Myth: The quantity of experience is what is important. (Love is about quantity).
In other words, since I did not bed dozens of men or have my heart broken on regular intervals, I am not to be trusted. How could I understand the complexity and pain of love? To the naysayers, I say I have never been bitten by a shark but I know that their teeth are very sharp.
To these people who believe that sewing your oats is how to learn to love I give them the following analogy: I love to play baseball/softball. If I, without any coaching or sage advice decide to go to bat with a crappy swing, and play hundreds of games swinging the bat wildly without any correction, sooner or later, I will be benched and not allowed to play the game. My teammates/friends will cringe when I go to bat. My confidence will plummet. My game will suffer to the point that I may choose to stop playing all together all because I have a dysfunctional swing. As in love, swinging the bat poorly in hundreds of games will never make me successful, neither will having affair after affair.

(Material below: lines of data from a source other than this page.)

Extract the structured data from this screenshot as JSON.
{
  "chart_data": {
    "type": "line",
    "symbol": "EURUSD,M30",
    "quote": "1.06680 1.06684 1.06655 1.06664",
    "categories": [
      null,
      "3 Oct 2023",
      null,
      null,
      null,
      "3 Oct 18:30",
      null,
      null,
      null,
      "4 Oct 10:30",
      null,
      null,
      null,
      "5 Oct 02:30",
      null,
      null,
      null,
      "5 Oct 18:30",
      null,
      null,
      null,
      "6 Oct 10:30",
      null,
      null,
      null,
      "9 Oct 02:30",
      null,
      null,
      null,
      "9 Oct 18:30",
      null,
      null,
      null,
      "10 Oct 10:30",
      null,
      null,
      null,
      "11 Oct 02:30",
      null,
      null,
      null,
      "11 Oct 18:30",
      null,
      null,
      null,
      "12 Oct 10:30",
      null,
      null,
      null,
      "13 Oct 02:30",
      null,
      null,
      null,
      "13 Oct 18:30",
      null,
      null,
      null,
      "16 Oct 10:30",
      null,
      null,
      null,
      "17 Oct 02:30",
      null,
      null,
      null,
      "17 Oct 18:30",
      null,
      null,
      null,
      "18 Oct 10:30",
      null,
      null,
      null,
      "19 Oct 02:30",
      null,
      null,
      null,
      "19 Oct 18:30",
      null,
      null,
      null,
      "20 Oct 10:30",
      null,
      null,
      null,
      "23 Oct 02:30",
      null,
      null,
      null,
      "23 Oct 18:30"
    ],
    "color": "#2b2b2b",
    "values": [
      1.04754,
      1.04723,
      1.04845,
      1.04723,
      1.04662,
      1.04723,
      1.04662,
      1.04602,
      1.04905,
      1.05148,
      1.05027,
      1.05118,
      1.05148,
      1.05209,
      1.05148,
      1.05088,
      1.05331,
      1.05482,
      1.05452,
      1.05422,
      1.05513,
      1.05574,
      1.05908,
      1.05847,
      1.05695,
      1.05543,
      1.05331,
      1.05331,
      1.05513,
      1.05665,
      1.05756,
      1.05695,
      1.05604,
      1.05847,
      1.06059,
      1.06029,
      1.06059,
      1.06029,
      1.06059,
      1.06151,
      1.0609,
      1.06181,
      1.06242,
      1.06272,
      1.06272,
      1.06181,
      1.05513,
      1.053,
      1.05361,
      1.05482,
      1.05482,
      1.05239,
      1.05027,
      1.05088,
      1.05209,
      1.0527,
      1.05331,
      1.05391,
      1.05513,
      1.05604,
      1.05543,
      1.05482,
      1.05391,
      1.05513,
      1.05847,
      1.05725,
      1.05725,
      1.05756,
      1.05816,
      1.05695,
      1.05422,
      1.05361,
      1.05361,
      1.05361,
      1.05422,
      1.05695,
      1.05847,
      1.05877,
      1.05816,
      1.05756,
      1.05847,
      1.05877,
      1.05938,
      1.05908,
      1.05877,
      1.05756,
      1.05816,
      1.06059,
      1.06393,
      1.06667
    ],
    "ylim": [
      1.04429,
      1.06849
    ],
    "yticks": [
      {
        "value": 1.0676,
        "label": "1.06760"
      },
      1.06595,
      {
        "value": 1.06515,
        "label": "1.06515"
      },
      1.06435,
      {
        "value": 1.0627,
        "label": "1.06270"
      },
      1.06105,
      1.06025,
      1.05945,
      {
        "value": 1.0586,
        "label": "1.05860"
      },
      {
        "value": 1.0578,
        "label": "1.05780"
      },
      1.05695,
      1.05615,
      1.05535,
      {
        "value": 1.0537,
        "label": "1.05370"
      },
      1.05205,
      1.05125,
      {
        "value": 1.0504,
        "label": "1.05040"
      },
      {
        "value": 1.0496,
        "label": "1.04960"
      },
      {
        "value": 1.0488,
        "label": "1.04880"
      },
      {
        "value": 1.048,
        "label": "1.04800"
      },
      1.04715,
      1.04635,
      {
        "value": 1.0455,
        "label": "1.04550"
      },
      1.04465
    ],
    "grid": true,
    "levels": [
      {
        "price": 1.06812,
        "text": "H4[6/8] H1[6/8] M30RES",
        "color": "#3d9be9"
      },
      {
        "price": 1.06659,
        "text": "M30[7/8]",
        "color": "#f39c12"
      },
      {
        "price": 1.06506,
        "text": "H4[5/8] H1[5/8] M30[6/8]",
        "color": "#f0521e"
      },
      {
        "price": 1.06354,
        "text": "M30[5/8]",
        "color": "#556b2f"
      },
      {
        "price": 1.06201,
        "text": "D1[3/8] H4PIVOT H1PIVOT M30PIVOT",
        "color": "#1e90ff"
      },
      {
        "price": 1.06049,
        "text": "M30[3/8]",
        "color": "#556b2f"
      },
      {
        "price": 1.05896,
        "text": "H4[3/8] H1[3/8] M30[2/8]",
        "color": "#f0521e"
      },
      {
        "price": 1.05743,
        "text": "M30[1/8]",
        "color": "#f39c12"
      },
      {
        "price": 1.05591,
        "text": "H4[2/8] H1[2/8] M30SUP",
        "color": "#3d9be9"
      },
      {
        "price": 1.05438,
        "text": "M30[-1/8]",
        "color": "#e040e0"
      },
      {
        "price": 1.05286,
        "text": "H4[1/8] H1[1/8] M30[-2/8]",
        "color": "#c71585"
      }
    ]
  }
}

As parents, we tell our kids to go out there and take their swings without coaching or an idea of what they should be doing. We tell them to experience things and that will make them better people. Ultimately, too much heartbreak makes them bitter people. Also, this advice may actually have your child miss the opportunity of love. If we are so concentrated on quantity of experience we forget about the quality. We could possibly pass on the real experience of love for another batting cage of empty pitches with no base running (and that’s where we will end this silly analogy).
I have been blessed. I did have my share of crushes but I have only loved one man. I am also a little leery whether the amount of love people report is real. Sure, you can care for people and be passionate and have orgasms and kids and all sorts of experience but are you really in love? Many people who have divorced or broken up and subsequently started a new relationship that is healthier find that they may have never really been in love with their former partner. An experience, yes, but to what end? Personally, I would prefer if my kids avoided the pain and watched for the good pitches instead of swinging at everything. And you thought I was done with the baseball references.
Paul says: I think that I disagree. I am a fan of learning by trial. Teach a kid how to swim by throwing them into the deep end. Letting them bounce from car bumper to car bumper is a brilliant way to teach them how to cross the street. If they survive the lesson, all you need to do is shrug and push them back into danger. Yes, I like it. Love is a lot less romantic when you apply a little old school Darwin and some survival of the fittest mentality.